When I was in college, working my ass off on my undergraduate degrees, I’d often talk about hitting “the wall.” It was when I’d be working really hard on my flute, and suddenly out of nowhere, forward progress came to a screeching halt. In my mind I saw it as a large brick wall, red, towering directly in front of me, blocking out the sky and sun and pretty much everything in sight. It was the only thing visible, and it was intimidating. The only way around it was over, hand over hand, brick by brick. It was slow, hard, slogging work, but once on the other side everything was easier. My flute playing would be several times better, I’d pick up new techniques more quickly and easily, and basically it felt as though a life-sucking weight had been lifted. I hit the wall many, many times back then, and every time I made it over to the other side.
I’ve hit the wall. And it ain’t concerning my flute.
This wall is, again, towering directly in front of me, blocking out the sky and sun and pretty much everything in sight. But there’s a difference this time. It’s grey steel, rivets where they join together. Cold. Featureless. No handholds visible. And it mocks my attempts to scale it. I know the only way around this damned wall is over, and that the relief on the other side is just delicious, but the mere thought of trying to get over it hurts my brain.

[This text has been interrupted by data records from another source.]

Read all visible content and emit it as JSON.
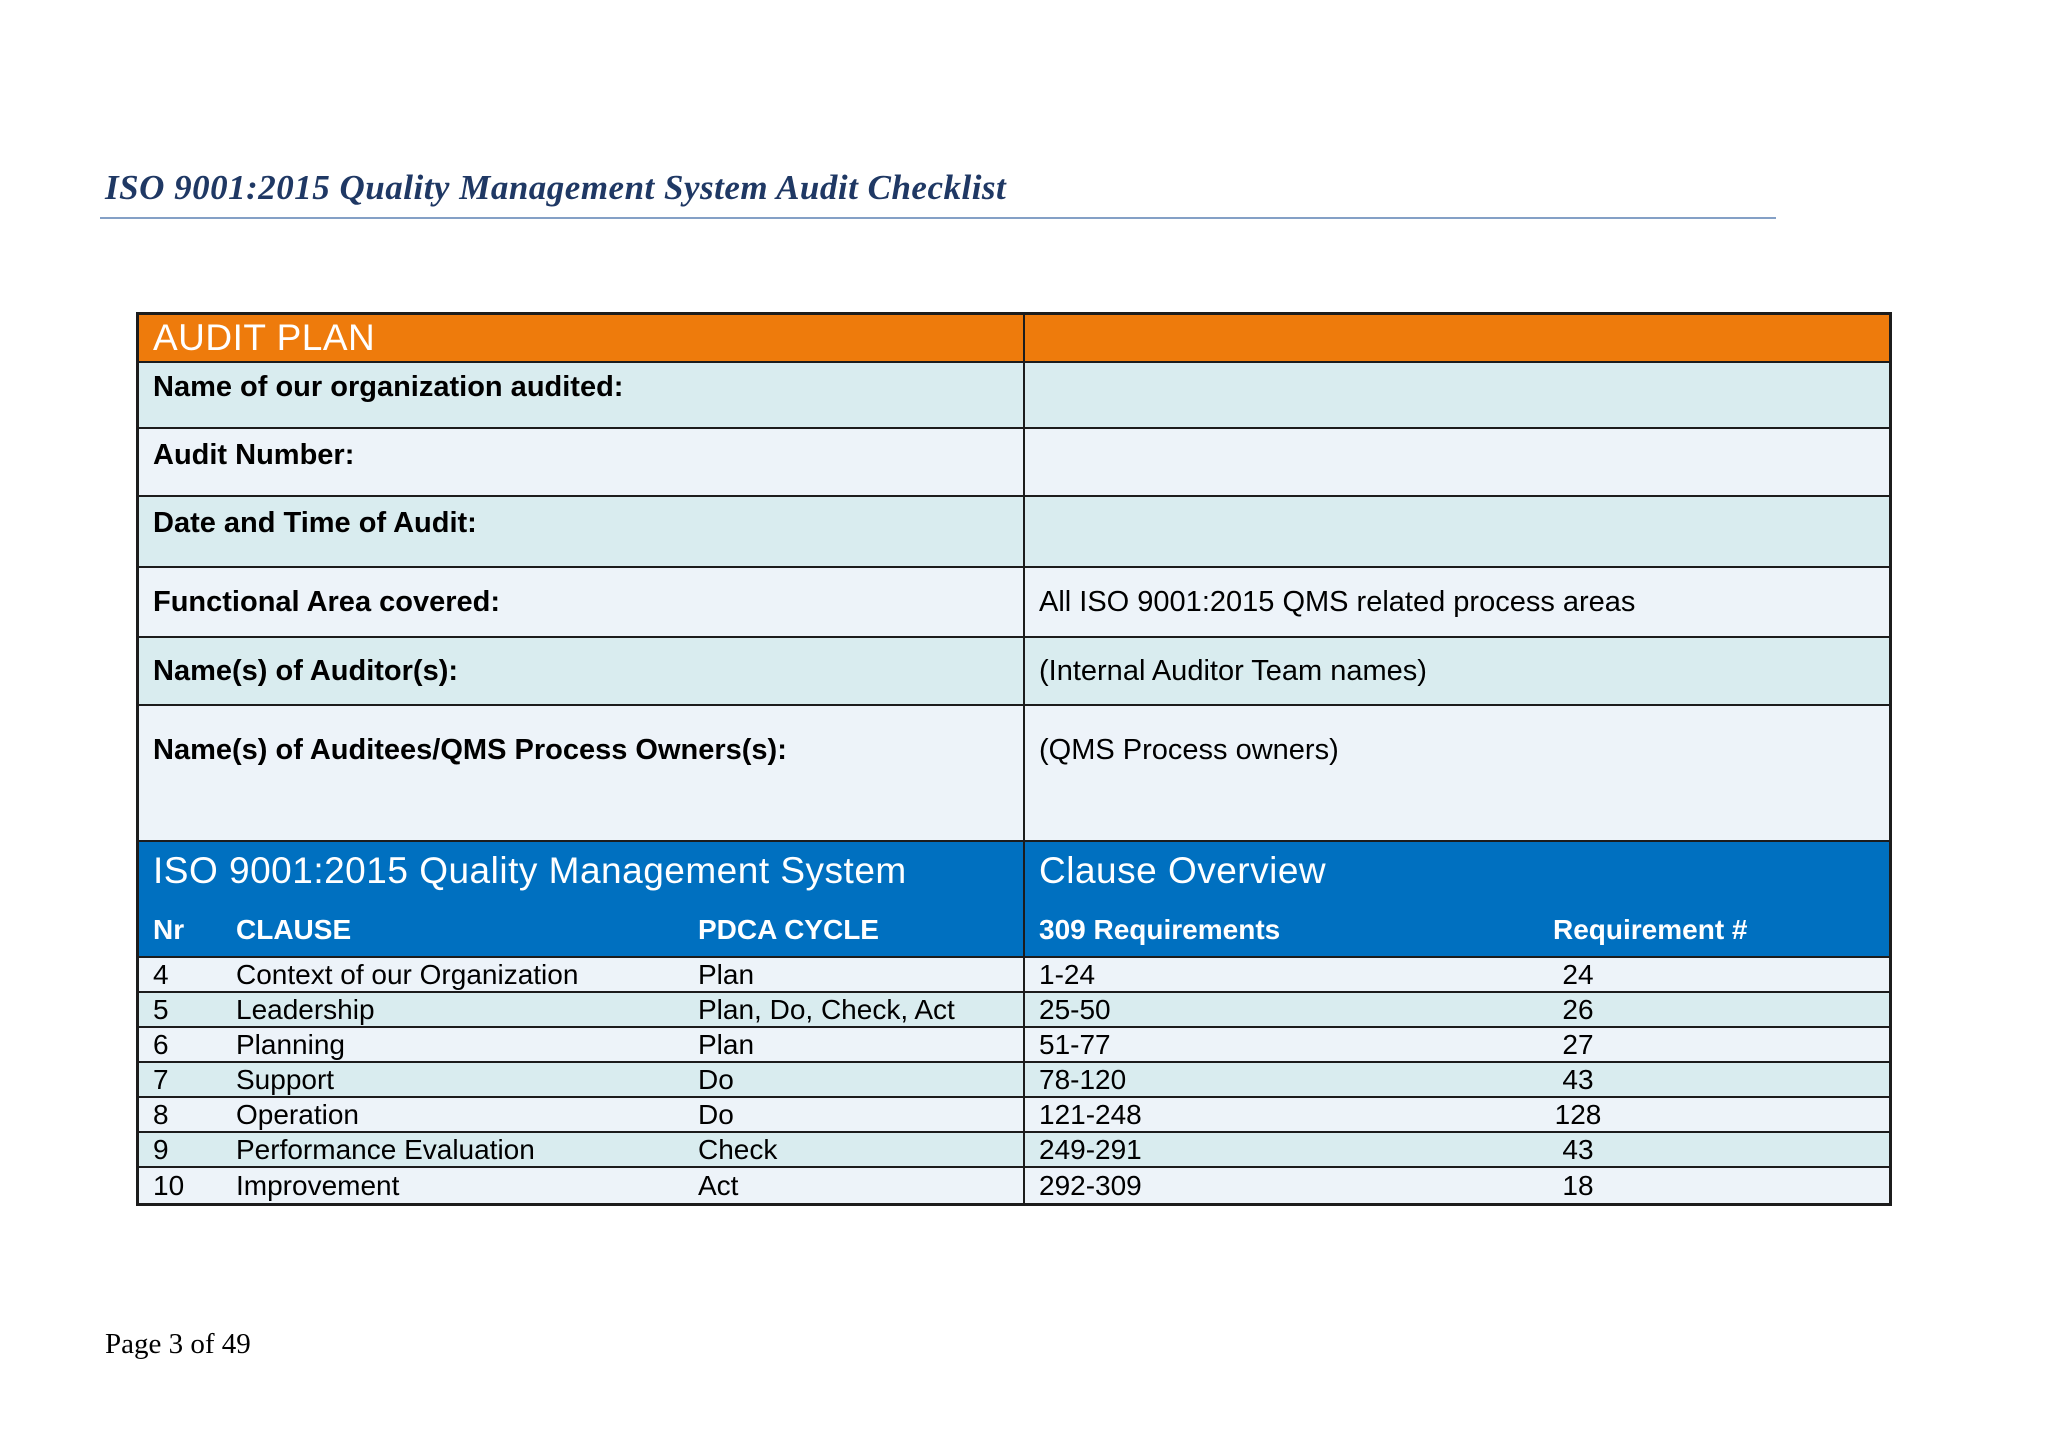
{
  "page": {
    "title": "ISO 9001:2015 Quality Management System Audit Checklist",
    "footer": "Page 3 of 49"
  },
  "colors": {
    "title_navy": "#1f3864",
    "rule_blue": "#84a0c6",
    "header_orange": "#ee7b0c",
    "header_blue": "#0070c0",
    "row_cyan": "#d9ecef",
    "row_light": "#edf3f9",
    "border_dark": "#1c1c1c"
  },
  "audit_plan": {
    "header": "AUDIT PLAN",
    "rows": [
      {
        "label": "Name of our organization audited:",
        "value": ""
      },
      {
        "label": "Audit Number:",
        "value": ""
      },
      {
        "label": "Date and Time of Audit:",
        "value": ""
      },
      {
        "label": "Functional Area covered:",
        "value": "All ISO 9001:2015 QMS related process areas"
      },
      {
        "label": "Name(s) of Auditor(s):",
        "value": "(Internal Auditor Team names)"
      },
      {
        "label": "Name(s) of Auditees/QMS Process Owners(s):",
        "value": "(QMS Process owners)"
      }
    ]
  },
  "clause_table": {
    "left_header": "ISO 9001:2015 Quality Management System",
    "right_header": "Clause Overview",
    "columns": [
      "Nr",
      "CLAUSE",
      "PDCA CYCLE",
      "309 Requirements",
      "Requirement #"
    ],
    "rows": [
      {
        "nr": "4",
        "clause": "Context of our Organization",
        "pdca": "Plan",
        "requirements": "1-24",
        "requirement_count": "24"
      },
      {
        "nr": "5",
        "clause": "Leadership",
        "pdca": "Plan, Do, Check, Act",
        "requirements": "25-50",
        "requirement_count": "26"
      },
      {
        "nr": "6",
        "clause": "Planning",
        "pdca": "Plan",
        "requirements": "51-77",
        "requirement_count": "27"
      },
      {
        "nr": "7",
        "clause": "Support",
        "pdca": "Do",
        "requirements": "78-120",
        "requirement_count": "43"
      },
      {
        "nr": "8",
        "clause": "Operation",
        "pdca": "Do",
        "requirements": "121-248",
        "requirement_count": "128"
      },
      {
        "nr": "9",
        "clause": "Performance Evaluation",
        "pdca": "Check",
        "requirements": "249-291",
        "requirement_count": "43"
      },
      {
        "nr": "10",
        "clause": "Improvement",
        "pdca": "Act",
        "requirements": "292-309",
        "requirement_count": "18"
      }
    ]
  }
}
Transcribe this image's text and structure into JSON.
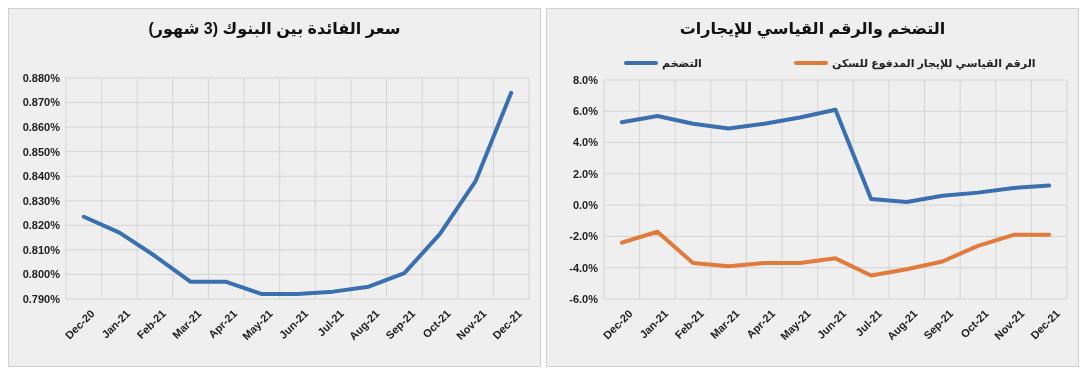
{
  "chart_data": [
    {
      "type": "line",
      "title": "سعر الفائدة بين البنوك (3 شهور)",
      "categories": [
        "Dec-20",
        "Jan-21",
        "Feb-21",
        "Mar-21",
        "Apr-21",
        "May-21",
        "Jun-21",
        "Jul-21",
        "Aug-21",
        "Sep-21",
        "Oct-21",
        "Nov-21",
        "Dec-21"
      ],
      "series": [
        {
          "color": "#3a6fb0",
          "values": [
            0.8235,
            0.817,
            0.8075,
            0.797,
            0.797,
            0.792,
            0.792,
            0.793,
            0.795,
            0.8005,
            0.8165,
            0.838,
            0.874
          ]
        }
      ],
      "ylim": [
        0.79,
        0.88
      ],
      "yticks": [
        {
          "value": 0.79,
          "label": "0.790%"
        },
        {
          "value": 0.8,
          "label": "0.800%"
        },
        {
          "value": 0.81,
          "label": "0.810%"
        },
        {
          "value": 0.82,
          "label": "0.820%"
        },
        {
          "value": 0.83,
          "label": "0.830%"
        },
        {
          "value": 0.84,
          "label": "0.840%"
        },
        {
          "value": 0.85,
          "label": "0.850%"
        },
        {
          "value": 0.86,
          "label": "0.860%"
        },
        {
          "value": 0.87,
          "label": "0.870%"
        },
        {
          "value": 0.88,
          "label": "0.880%"
        }
      ],
      "grid": true,
      "marker": "none",
      "line_style": "solid"
    },
    {
      "type": "line",
      "title": "التضخم والرقم القياسي للإيجارات",
      "categories": [
        "Dec-20",
        "Jan-21",
        "Feb-21",
        "Mar-21",
        "Apr-21",
        "May-21",
        "Jun-21",
        "Jul-21",
        "Aug-21",
        "Sep-21",
        "Oct-21",
        "Nov-21",
        "Dec-21"
      ],
      "series": [
        {
          "name": "التضخم",
          "color": "#3a6fb0",
          "values": [
            5.3,
            5.7,
            5.2,
            4.9,
            5.2,
            5.6,
            6.1,
            0.4,
            0.2,
            0.6,
            0.8,
            1.1,
            1.25
          ]
        },
        {
          "name": "الرقم القياسي للإيجار المدفوع للسكن",
          "color": "#e07b3c",
          "values": [
            -2.4,
            -1.7,
            -3.7,
            -3.9,
            -3.7,
            -3.7,
            -3.4,
            -4.5,
            -4.1,
            -3.6,
            -2.6,
            -1.9,
            -1.9
          ]
        }
      ],
      "ylim": [
        -6,
        8
      ],
      "yticks": [
        {
          "value": -6,
          "label": "-6.0%"
        },
        {
          "value": -4,
          "label": "-4.0%"
        },
        {
          "value": -2,
          "label": "-2.0%"
        },
        {
          "value": 0,
          "label": "0.0%"
        },
        {
          "value": 2,
          "label": "2.0%"
        },
        {
          "value": 4,
          "label": "4.0%"
        },
        {
          "value": 6,
          "label": "6.0%"
        },
        {
          "value": 8,
          "label": "8.0%"
        }
      ],
      "grid": true,
      "legend": "top",
      "marker": "none",
      "line_style": "solid"
    }
  ]
}
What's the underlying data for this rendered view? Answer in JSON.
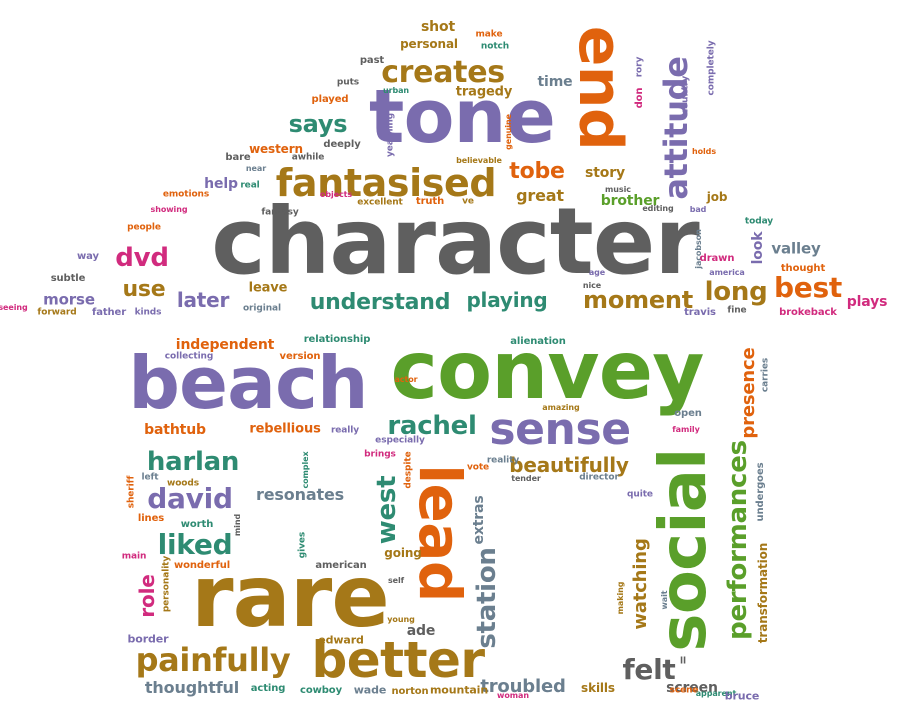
{
  "palette": {
    "gray": "#5f5f5f",
    "purple": "#7a6cae",
    "green": "#5a9f2a",
    "orange": "#e0620d",
    "brown": "#a57818",
    "teal": "#2e8b72",
    "pink": "#d12b7e",
    "slate": "#6b7f8f"
  },
  "words": [
    {
      "text": "character",
      "color": "gray"
    },
    {
      "text": "convey",
      "color": "green"
    },
    {
      "text": "beach",
      "color": "purple"
    },
    {
      "text": "rare",
      "color": "brown"
    },
    {
      "text": "tone",
      "color": "purple"
    },
    {
      "text": "end",
      "color": "orange"
    },
    {
      "text": "social",
      "color": "green"
    },
    {
      "text": "lead",
      "color": "orange"
    },
    {
      "text": "better",
      "color": "brown"
    },
    {
      "text": "sense",
      "color": "purple"
    },
    {
      "text": "fantasised",
      "color": "brown"
    },
    {
      "text": "attitude",
      "color": "purple"
    },
    {
      "text": "painfully",
      "color": "brown"
    },
    {
      "text": "performances",
      "color": "green"
    },
    {
      "text": "creates",
      "color": "brown"
    },
    {
      "text": "rachel",
      "color": "teal"
    },
    {
      "text": "harlan",
      "color": "teal"
    },
    {
      "text": "david",
      "color": "purple"
    },
    {
      "text": "liked",
      "color": "teal"
    },
    {
      "text": "station",
      "color": "slate"
    },
    {
      "text": "west",
      "color": "teal"
    },
    {
      "text": "beautifully",
      "color": "brown"
    },
    {
      "text": "moment",
      "color": "brown"
    },
    {
      "text": "understand",
      "color": "teal"
    },
    {
      "text": "playing",
      "color": "teal"
    },
    {
      "text": "long",
      "color": "brown"
    },
    {
      "text": "best",
      "color": "orange"
    },
    {
      "text": "says",
      "color": "teal"
    },
    {
      "text": "tobe",
      "color": "orange"
    },
    {
      "text": "dvd",
      "color": "pink"
    },
    {
      "text": "use",
      "color": "brown"
    },
    {
      "text": "later",
      "color": "purple"
    },
    {
      "text": "felt",
      "color": "gray"
    },
    {
      "text": "troubled",
      "color": "slate"
    },
    {
      "text": "presence",
      "color": "orange"
    },
    {
      "text": "resonates",
      "color": "slate"
    },
    {
      "text": "watching",
      "color": "brown"
    },
    {
      "text": "role",
      "color": "pink"
    },
    {
      "text": "thoughtful",
      "color": "slate"
    },
    {
      "text": "independent",
      "color": "orange"
    },
    {
      "text": "bathtub",
      "color": "orange"
    },
    {
      "text": "rebellious",
      "color": "orange"
    },
    {
      "text": "great",
      "color": "brown"
    },
    {
      "text": "story",
      "color": "brown"
    },
    {
      "text": "brother",
      "color": "green"
    },
    {
      "text": "shot",
      "color": "brown"
    },
    {
      "text": "tragedy",
      "color": "brown"
    },
    {
      "text": "time",
      "color": "slate"
    },
    {
      "text": "help",
      "color": "purple"
    },
    {
      "text": "morse",
      "color": "purple"
    },
    {
      "text": "screen",
      "color": "gray"
    },
    {
      "text": "extras",
      "color": "slate"
    },
    {
      "text": "ade",
      "color": "gray"
    },
    {
      "text": "going",
      "color": "brown"
    },
    {
      "text": "valley",
      "color": "slate"
    },
    {
      "text": "look",
      "color": "purple"
    },
    {
      "text": "plays",
      "color": "pink"
    },
    {
      "text": "leave",
      "color": "brown"
    },
    {
      "text": "western",
      "color": "orange"
    },
    {
      "text": "personal",
      "color": "brown"
    },
    {
      "text": "transformation",
      "color": "brown"
    },
    {
      "text": "undergoes",
      "color": "slate"
    },
    {
      "text": "skills",
      "color": "brown"
    },
    {
      "text": "wade",
      "color": "slate"
    },
    {
      "text": "mountain",
      "color": "brown"
    },
    {
      "text": "norton",
      "color": "brown"
    },
    {
      "text": "cowboy",
      "color": "teal"
    },
    {
      "text": "acting",
      "color": "teal"
    },
    {
      "text": "edward",
      "color": "brown"
    },
    {
      "text": "border",
      "color": "purple"
    },
    {
      "text": "personality",
      "color": "brown"
    },
    {
      "text": "wonderful",
      "color": "orange"
    },
    {
      "text": "american",
      "color": "gray"
    },
    {
      "text": "worth",
      "color": "teal"
    },
    {
      "text": "sheriff",
      "color": "orange"
    },
    {
      "text": "lines",
      "color": "orange"
    },
    {
      "text": "woods",
      "color": "brown"
    },
    {
      "text": "left",
      "color": "slate"
    },
    {
      "text": "main",
      "color": "pink"
    },
    {
      "text": "gives",
      "color": "teal"
    },
    {
      "text": "complex",
      "color": "teal"
    },
    {
      "text": "mind",
      "color": "gray"
    },
    {
      "text": "self",
      "color": "gray"
    },
    {
      "text": "young",
      "color": "brown"
    },
    {
      "text": "despite",
      "color": "orange"
    },
    {
      "text": "brings",
      "color": "pink"
    },
    {
      "text": "vote",
      "color": "orange"
    },
    {
      "text": "reality",
      "color": "slate"
    },
    {
      "text": "tender",
      "color": "gray"
    },
    {
      "text": "director",
      "color": "slate"
    },
    {
      "text": "quite",
      "color": "purple"
    },
    {
      "text": "making",
      "color": "brown"
    },
    {
      "text": "wait",
      "color": "slate"
    },
    {
      "text": "ll",
      "color": "gray"
    },
    {
      "text": "scene",
      "color": "orange"
    },
    {
      "text": "apparent",
      "color": "teal"
    },
    {
      "text": "bruce",
      "color": "purple"
    },
    {
      "text": "woman",
      "color": "pink"
    },
    {
      "text": "especially",
      "color": "purple"
    },
    {
      "text": "really",
      "color": "purple"
    },
    {
      "text": "amazing",
      "color": "brown"
    },
    {
      "text": "open",
      "color": "slate"
    },
    {
      "text": "family",
      "color": "pink"
    },
    {
      "text": "carries",
      "color": "slate"
    },
    {
      "text": "alienation",
      "color": "teal"
    },
    {
      "text": "actor",
      "color": "orange"
    },
    {
      "text": "relationship",
      "color": "teal"
    },
    {
      "text": "version",
      "color": "orange"
    },
    {
      "text": "collecting",
      "color": "purple"
    },
    {
      "text": "original",
      "color": "slate"
    },
    {
      "text": "kinds",
      "color": "purple"
    },
    {
      "text": "father",
      "color": "purple"
    },
    {
      "text": "forward",
      "color": "brown"
    },
    {
      "text": "seeing",
      "color": "pink"
    },
    {
      "text": "subtle",
      "color": "gray"
    },
    {
      "text": "way",
      "color": "purple"
    },
    {
      "text": "people",
      "color": "orange"
    },
    {
      "text": "showing",
      "color": "pink"
    },
    {
      "text": "emotions",
      "color": "orange"
    },
    {
      "text": "fantasy",
      "color": "gray"
    },
    {
      "text": "real",
      "color": "teal"
    },
    {
      "text": "bare",
      "color": "gray"
    },
    {
      "text": "near",
      "color": "slate"
    },
    {
      "text": "awhile",
      "color": "gray"
    },
    {
      "text": "deeply",
      "color": "gray"
    },
    {
      "text": "yearning",
      "color": "purple"
    },
    {
      "text": "objects",
      "color": "pink"
    },
    {
      "text": "excellent",
      "color": "brown"
    },
    {
      "text": "truth",
      "color": "orange"
    },
    {
      "text": "ve",
      "color": "brown"
    },
    {
      "text": "believable",
      "color": "brown"
    },
    {
      "text": "genuine",
      "color": "orange"
    },
    {
      "text": "don",
      "color": "pink"
    },
    {
      "text": "played",
      "color": "orange"
    },
    {
      "text": "puts",
      "color": "gray"
    },
    {
      "text": "urban",
      "color": "teal"
    },
    {
      "text": "past",
      "color": "gray"
    },
    {
      "text": "notch",
      "color": "teal"
    },
    {
      "text": "make",
      "color": "orange"
    },
    {
      "text": "rory",
      "color": "purple"
    },
    {
      "text": "country",
      "color": "purple"
    },
    {
      "text": "completely",
      "color": "purple"
    },
    {
      "text": "holds",
      "color": "orange"
    },
    {
      "text": "music",
      "color": "gray"
    },
    {
      "text": "editing",
      "color": "gray"
    },
    {
      "text": "bad",
      "color": "purple"
    },
    {
      "text": "job",
      "color": "brown"
    },
    {
      "text": "today",
      "color": "teal"
    },
    {
      "text": "jacobson",
      "color": "slate"
    },
    {
      "text": "age",
      "color": "purple"
    },
    {
      "text": "nice",
      "color": "gray"
    },
    {
      "text": "drawn",
      "color": "pink"
    },
    {
      "text": "america",
      "color": "purple"
    },
    {
      "text": "thought",
      "color": "orange"
    },
    {
      "text": "travis",
      "color": "purple"
    },
    {
      "text": "fine",
      "color": "gray"
    },
    {
      "text": "brokeback",
      "color": "pink"
    }
  ]
}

My brain is so fried this morning that thinking is almost more than I can take. Even brain-dead level thinking. Blankly staring out the window at the kidlets at recess is about the level it can handle. It’s not the list of things that needs to get done today, it’s not the wait for a buyer, it’s not that spring break is finally over THANK GOD, it’s not really anything in particular. It’s just The Wall. Appearing out of nowhere, bringing momentum and motivation to a screeching halt.
Just need to find a way over. Somehow.